The bill has even less chance of passing than it did in 2015, and the public made it clear in November that they do not support such radical, pro-abortion laws.

Polls consistently show that a majority of Americans, including women and those who identify as pro-choice on abortion, oppose taxpayer funding for abortions. A survey CNN conducted found Americans oppose public funding of abortion by a margin of 61 percent to 35 percent.

A 2015 Marist poll also found that more than two-thirds of Americans oppose taxpayer funding of abortion, including a majority of women and people who identify as pro-choice.

In November, voters also rejected presidential candidate Hillary Clinton, who advocated for taxpayer funding of abortions as part of her campaign. A Harvard University poll for Politico found just 36 percent of likely voters supported Clinton’s plan to direct federal tax dollars to cover abortions, while 58 percent opposed it.

Interestingly, the poll also found that voters who make more than $75,000 were more supportive of forcing taxpayers to fund abortions (45 percent in favor), while those who make $25,000 or less were strongly against it (24 percent in favor). In other words, the people most likely to qualify for a Medicaid-covered, taxpayer-funded abortion are the ones who oppose it the most.
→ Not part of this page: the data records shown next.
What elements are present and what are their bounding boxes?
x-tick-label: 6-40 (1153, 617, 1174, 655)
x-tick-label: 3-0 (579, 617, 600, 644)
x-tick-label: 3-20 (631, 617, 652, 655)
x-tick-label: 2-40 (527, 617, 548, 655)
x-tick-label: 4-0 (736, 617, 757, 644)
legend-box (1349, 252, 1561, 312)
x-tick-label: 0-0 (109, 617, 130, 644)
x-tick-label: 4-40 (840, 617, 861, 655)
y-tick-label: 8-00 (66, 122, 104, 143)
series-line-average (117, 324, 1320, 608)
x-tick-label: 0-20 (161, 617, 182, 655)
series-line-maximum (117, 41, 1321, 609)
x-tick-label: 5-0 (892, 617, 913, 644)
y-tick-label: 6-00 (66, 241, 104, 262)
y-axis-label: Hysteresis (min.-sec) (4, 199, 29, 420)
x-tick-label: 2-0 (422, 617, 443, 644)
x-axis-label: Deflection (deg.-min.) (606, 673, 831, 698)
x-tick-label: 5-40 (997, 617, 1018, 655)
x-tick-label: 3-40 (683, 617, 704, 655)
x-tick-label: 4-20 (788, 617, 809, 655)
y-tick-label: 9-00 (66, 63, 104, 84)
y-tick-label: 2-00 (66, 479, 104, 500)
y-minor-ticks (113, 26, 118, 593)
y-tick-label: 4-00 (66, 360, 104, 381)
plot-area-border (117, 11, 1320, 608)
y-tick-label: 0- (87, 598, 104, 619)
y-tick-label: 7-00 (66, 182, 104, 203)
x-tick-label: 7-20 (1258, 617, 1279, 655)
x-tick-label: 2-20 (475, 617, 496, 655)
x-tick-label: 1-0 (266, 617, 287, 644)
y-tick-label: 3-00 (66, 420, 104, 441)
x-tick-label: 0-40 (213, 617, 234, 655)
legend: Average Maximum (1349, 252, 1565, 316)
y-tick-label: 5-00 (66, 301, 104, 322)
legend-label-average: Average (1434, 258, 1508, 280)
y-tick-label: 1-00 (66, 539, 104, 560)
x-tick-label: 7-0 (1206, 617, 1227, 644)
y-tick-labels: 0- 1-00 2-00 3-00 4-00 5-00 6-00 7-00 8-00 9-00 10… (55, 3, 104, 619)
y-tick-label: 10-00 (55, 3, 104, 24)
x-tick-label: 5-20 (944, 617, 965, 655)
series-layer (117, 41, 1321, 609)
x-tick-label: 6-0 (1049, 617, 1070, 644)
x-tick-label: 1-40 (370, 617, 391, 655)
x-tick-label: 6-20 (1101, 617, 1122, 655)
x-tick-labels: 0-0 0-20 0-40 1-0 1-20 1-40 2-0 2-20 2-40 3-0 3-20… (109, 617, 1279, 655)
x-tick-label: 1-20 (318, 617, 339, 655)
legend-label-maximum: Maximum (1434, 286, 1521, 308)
Historically, the Hyde Amendment has received bipartisan support. The amendment has been passed every year since 1976 and has largely prevented federal Medicaid dollars from paying for abortions. The Supreme Court upheld the Hyde Amendment and limits on taxpayer funding of abortions in 1980.

Research from the Charlotte Lozier Institute indicates that the amendment has saved more than 2 million lives from abortion in the past 40 years.

On Jan. 24, U.S. House lawmakers passed a bill to permanently ban taxpayer funding of abortions and ensure abortions are not directly funded in any federal governmental program or department.